Leases: termination of lease: general
In many ways, the termination of a lease has precisely the same results as the surrender of a lease. However, the consequences for capital gains can be different.
There are three basic situations in which a lease will have terminated rather than having been surrendered:
- where the lease has come to the end of its term and is not extended;
- where the lease has been brought to an end by one of the methods contained in the Landlord and Tenant Act 1954 or the Agricultural Holdings Act 1986, see CG72300C;
- where the lease has been brought to an end as the result of a failure by the tenant to observe obligations imposed by the lease, for example, failure to pay the rent when due.

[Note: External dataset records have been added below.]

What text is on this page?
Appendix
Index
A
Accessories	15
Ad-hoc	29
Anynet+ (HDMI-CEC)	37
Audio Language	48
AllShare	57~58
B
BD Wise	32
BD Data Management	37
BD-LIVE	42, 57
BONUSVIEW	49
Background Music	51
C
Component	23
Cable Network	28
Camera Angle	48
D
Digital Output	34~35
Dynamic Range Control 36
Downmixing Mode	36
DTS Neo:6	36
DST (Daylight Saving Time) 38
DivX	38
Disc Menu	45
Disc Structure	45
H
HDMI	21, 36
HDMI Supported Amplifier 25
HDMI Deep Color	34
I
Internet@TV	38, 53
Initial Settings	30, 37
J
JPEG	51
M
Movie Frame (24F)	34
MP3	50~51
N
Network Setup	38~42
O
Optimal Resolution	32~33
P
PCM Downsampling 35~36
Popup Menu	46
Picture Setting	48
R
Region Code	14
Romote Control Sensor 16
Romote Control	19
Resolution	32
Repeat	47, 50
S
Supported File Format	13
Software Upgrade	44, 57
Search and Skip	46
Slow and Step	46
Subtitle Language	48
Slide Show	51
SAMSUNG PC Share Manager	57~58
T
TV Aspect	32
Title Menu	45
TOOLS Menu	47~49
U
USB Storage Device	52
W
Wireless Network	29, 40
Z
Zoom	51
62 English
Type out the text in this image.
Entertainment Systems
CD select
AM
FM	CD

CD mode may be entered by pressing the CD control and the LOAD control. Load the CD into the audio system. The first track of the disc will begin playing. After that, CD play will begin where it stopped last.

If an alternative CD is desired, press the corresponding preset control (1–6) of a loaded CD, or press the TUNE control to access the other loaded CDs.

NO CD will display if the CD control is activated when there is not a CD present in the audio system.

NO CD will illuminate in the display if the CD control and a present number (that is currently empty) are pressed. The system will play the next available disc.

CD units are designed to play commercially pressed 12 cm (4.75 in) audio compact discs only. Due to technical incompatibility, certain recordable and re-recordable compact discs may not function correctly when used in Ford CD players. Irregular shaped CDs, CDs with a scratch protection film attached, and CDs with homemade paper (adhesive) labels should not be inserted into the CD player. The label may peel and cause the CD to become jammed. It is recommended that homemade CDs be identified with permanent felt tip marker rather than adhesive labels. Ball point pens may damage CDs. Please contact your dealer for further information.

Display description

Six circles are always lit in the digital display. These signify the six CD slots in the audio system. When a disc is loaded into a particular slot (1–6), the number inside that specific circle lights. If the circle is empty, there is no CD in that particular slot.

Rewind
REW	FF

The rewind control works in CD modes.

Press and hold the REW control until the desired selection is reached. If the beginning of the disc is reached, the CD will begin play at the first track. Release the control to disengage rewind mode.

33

In the first of these situations it is unlikely that any consideration will be received by the tenant, but the expenditure on the lease will have wasted away, see CG71141 and hence the result will be that neither a gain nor a loss arises.

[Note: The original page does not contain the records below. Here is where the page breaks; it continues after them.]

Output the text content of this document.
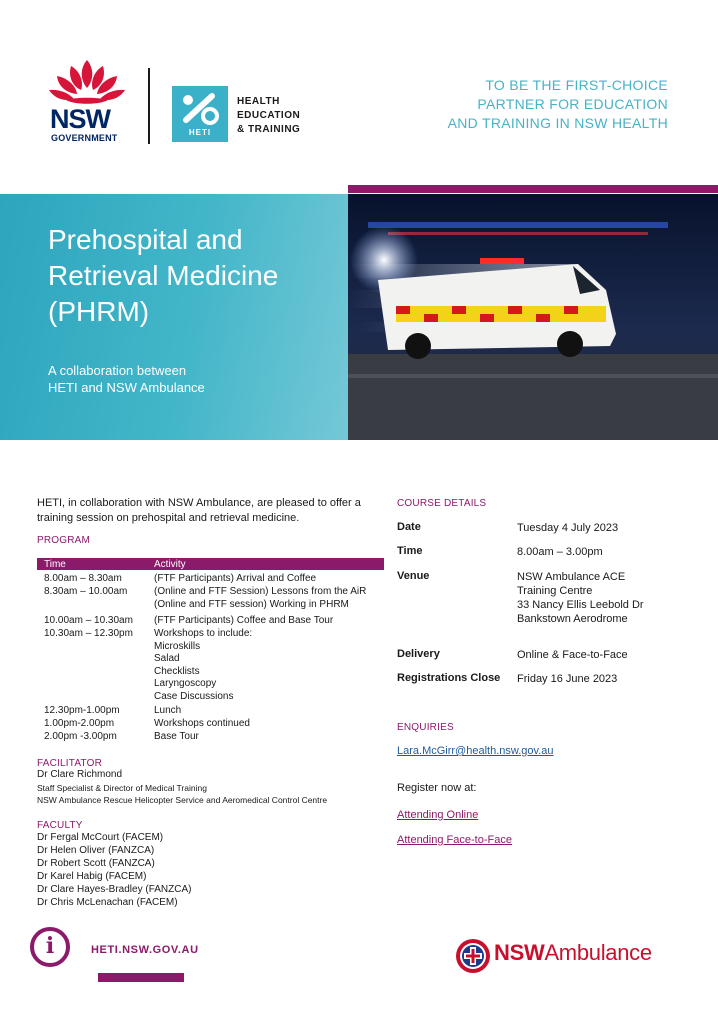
NSW
GOVERNMENT
HETI
HEALTH
EDUCATION
& TRAINING
TO BE THE FIRST-CHOICE
PARTNER FOR EDUCATION
AND TRAINING IN NSW HEALTH
Prehospital and
Retrieval Medicine
(PHRM)
A collaboration between
HETI and NSW Ambulance
HETI, in collaboration with NSW Ambulance, are pleased to offer a training session on prehospital and retrieval medicine.
PROGRAM
Time	Activity
8.00am – 8.30am	(FTF Participants) Arrival and Coffee
8.30am – 10.00am	(Online and FTF Session) Lessons from the AiR
(Online and FTF session) Working in PHRM
10.00am – 10.30am	(FTF Participants) Coffee and Base Tour
10.30am – 12.30pm	Workshops to include:
Microskills
Salad
Checklists
Laryngoscopy
Case Discussions
12.30pm-1.00pm	Lunch
1.00pm-2.00pm	Workshops continued
2.00pm -3.00pm	Base Tour
FACILITATOR
Dr Clare Richmond
Staff Specialist & Director of Medical Training
NSW Ambulance Rescue Helicopter Service and Aeromedical Control Centre
FACULTY
Dr Fergal McCourt (FACEM)
Dr Helen Oliver (FANZCA)
Dr Robert Scott (FANZCA)
Dr Karel Habig (FACEM)
Dr Clare Hayes-Bradley (FANZCA)
Dr Chris McLenachan (FACEM)
COURSE DETAILS
Date	Tuesday 4 July 2023
Time	8.00am – 3.00pm
Venue	NSW Ambulance ACE
Training Centre
33 Nancy Ellis Leebold Dr
Bankstown Aerodrome
Delivery	Online & Face-to-Face
Registrations Close Friday 16 June 2023
ENQUIRIES
Lara.McGirr@health.nsw.gov.au
Register now at:
Attending Online
Attending Face-to-Face
i	HETI.NSW.GOV.AU	NSWAmbulance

In the second situation consideration will often be received. That consideration may well be exempt from Capital Gains Tax or Corporation Tax on Chargeable Gains, but the precise facts will need to be ascertained to determine whether there has in fact been a termination or a surrender. If such a case is encountered, the guidance at CG72300C should be considered.
In the third situation it is unlikely that any consideration will be received by the tenant, but the allowable expenditure will not have completely wasted away. Hence, an allowable loss will normally arise in this situation.